またしても、おかしなカメラを買ってしまいました。
れっきとしたデジタルカメラなのですが、背面の液晶モニターが見当たりません。正確には存在するものの、標準状態では内側を向いて収納されているのです。チルト式なので持ち上げれば確認できますが、一般的なデジタルカメラのように液晶を外側へ展開して使うことはできません。
富士フイルムが何を狙ったのかは分かりませんが、「一枚一枚を丁寧に撮れ」「撮影時にきちんと仕上げろ」という思想なのでしょう。だとすれば相当にニッチですし、その理念を液晶モニターの構造によってユーザーに求めるのも、なかなか大胆な発想です。
もっとも、不便になることは最初から分かっていました。それでも何か良いことがあるのではないかと期待して購入したのです。しかし結論から言えば、特段良いことは何もありませんでした。
とはいえ、富士フイルムも「これによって撮影体験が劇的に変わる」などとは言っていません。不便になることは見たままです。その意味ではフェアだったとも言えます。
それでも発売初日に購入してしまうのですから、自分でも怖いもの知らずなのか、それとも単なる変わり種好きなのか分かりません。幸いだったのは、カメラとしての基本設計が悪くなかったことです。少々野暮ったく感じたデザインも、三日も使えば見慣れてしまいます。
ところが、期待を裏切ったのは別の部分でした。
トップカバーには贅沢にもチタンが使われていますが、プレス精度が甘いのか、目に見えて浮きがありました。さすがに看過できず連絡したところ新品交換となりましたが、交換品も多少ましになった程度。結局は「こういうもの」と割り切るしかありませんでした。
これには正直、失望しました。
Proの名を冠し、価格もまたそれにふさわしいものです。それなのに肝心の工作精度がこの水準では肩透かしもいいところです。仕事道具ですから多少のことでは驚きません。しかし、こうした部分の作り込みが甘いと、見えない部分にも何か我慢を強いられる要素があるのではないかと勘繰ってしまいます。

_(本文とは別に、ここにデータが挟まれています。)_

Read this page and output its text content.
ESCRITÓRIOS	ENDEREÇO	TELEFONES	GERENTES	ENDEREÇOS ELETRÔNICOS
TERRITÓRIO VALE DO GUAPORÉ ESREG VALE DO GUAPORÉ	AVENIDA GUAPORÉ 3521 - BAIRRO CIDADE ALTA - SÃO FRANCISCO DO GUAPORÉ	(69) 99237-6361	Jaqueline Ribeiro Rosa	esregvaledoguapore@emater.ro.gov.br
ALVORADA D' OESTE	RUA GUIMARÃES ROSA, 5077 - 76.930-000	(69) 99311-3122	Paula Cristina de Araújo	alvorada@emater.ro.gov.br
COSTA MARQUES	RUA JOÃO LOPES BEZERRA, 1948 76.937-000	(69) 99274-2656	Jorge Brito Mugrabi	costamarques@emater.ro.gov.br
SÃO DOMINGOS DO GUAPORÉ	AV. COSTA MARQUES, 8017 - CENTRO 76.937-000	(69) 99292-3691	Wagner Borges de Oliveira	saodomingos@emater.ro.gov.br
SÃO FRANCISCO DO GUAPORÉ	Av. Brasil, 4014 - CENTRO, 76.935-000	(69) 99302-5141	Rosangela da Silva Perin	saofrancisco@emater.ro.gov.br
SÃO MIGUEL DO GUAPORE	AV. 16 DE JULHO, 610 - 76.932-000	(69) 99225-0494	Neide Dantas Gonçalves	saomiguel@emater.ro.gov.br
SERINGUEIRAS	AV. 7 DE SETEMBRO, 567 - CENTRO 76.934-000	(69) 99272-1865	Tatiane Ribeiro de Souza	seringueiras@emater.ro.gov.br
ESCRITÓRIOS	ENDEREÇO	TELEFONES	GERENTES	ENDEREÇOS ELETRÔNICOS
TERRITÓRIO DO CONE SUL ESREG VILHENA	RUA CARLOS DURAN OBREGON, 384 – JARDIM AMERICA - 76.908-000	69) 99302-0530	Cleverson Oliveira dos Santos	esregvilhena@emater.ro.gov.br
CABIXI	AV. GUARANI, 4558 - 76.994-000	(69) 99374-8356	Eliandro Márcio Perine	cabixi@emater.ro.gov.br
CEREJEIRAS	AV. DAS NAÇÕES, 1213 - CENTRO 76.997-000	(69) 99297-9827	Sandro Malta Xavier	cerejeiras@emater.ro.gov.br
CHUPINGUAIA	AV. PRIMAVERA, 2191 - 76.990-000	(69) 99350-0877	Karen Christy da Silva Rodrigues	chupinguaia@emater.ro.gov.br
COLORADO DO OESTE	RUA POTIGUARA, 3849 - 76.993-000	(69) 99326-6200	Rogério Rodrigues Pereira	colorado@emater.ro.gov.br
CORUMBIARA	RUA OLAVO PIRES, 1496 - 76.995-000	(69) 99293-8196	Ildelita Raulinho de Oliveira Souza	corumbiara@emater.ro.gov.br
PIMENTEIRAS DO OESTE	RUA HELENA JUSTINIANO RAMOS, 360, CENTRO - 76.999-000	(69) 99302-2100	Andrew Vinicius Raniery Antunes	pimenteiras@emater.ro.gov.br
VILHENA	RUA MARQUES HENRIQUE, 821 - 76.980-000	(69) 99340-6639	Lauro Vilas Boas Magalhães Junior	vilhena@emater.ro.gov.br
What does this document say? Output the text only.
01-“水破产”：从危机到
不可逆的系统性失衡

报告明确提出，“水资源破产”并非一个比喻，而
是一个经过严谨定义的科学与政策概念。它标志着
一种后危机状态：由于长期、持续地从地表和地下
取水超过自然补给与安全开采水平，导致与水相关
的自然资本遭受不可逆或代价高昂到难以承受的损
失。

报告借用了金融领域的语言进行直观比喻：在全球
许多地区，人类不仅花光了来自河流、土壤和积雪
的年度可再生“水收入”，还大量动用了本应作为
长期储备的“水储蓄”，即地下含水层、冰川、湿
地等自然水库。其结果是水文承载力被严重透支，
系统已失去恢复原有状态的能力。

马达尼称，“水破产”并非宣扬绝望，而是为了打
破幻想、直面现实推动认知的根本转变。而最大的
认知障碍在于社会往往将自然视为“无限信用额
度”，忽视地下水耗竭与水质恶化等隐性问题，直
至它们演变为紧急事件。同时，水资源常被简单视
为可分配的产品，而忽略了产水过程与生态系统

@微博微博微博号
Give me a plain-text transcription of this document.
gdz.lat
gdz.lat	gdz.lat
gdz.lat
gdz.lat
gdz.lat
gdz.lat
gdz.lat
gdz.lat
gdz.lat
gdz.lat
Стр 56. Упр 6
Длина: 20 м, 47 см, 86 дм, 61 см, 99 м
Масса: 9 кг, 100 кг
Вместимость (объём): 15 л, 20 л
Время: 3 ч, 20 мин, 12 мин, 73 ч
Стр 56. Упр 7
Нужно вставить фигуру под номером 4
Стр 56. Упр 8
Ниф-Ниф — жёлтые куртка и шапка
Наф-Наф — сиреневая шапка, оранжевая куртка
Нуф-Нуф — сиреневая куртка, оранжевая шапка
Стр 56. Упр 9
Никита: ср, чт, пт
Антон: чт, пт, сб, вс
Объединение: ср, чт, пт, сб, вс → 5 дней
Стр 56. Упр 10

あまりメーカーを批判するつもりはありません。ただ、これほど高級感のある外観と高価格を掲げながら、その実態との落差を平然と成立させてしまう図太さには、ある種の不気味さすら感じました。見事にやられた、と認めるほかありません。
もっとも、写りは良いのです。
このカメラの名誉のために付け加えておけば、写真そのものに不満はありません。実用上の致命的な欠点もなく、仕事道具としての役割は十分に果たしてくれます。
だからこそ、なおさら惜しいのです。
次はもう少しだけ、細部まで作り込んでから世に送り出してほしい。そんなことを思わずにはいられません。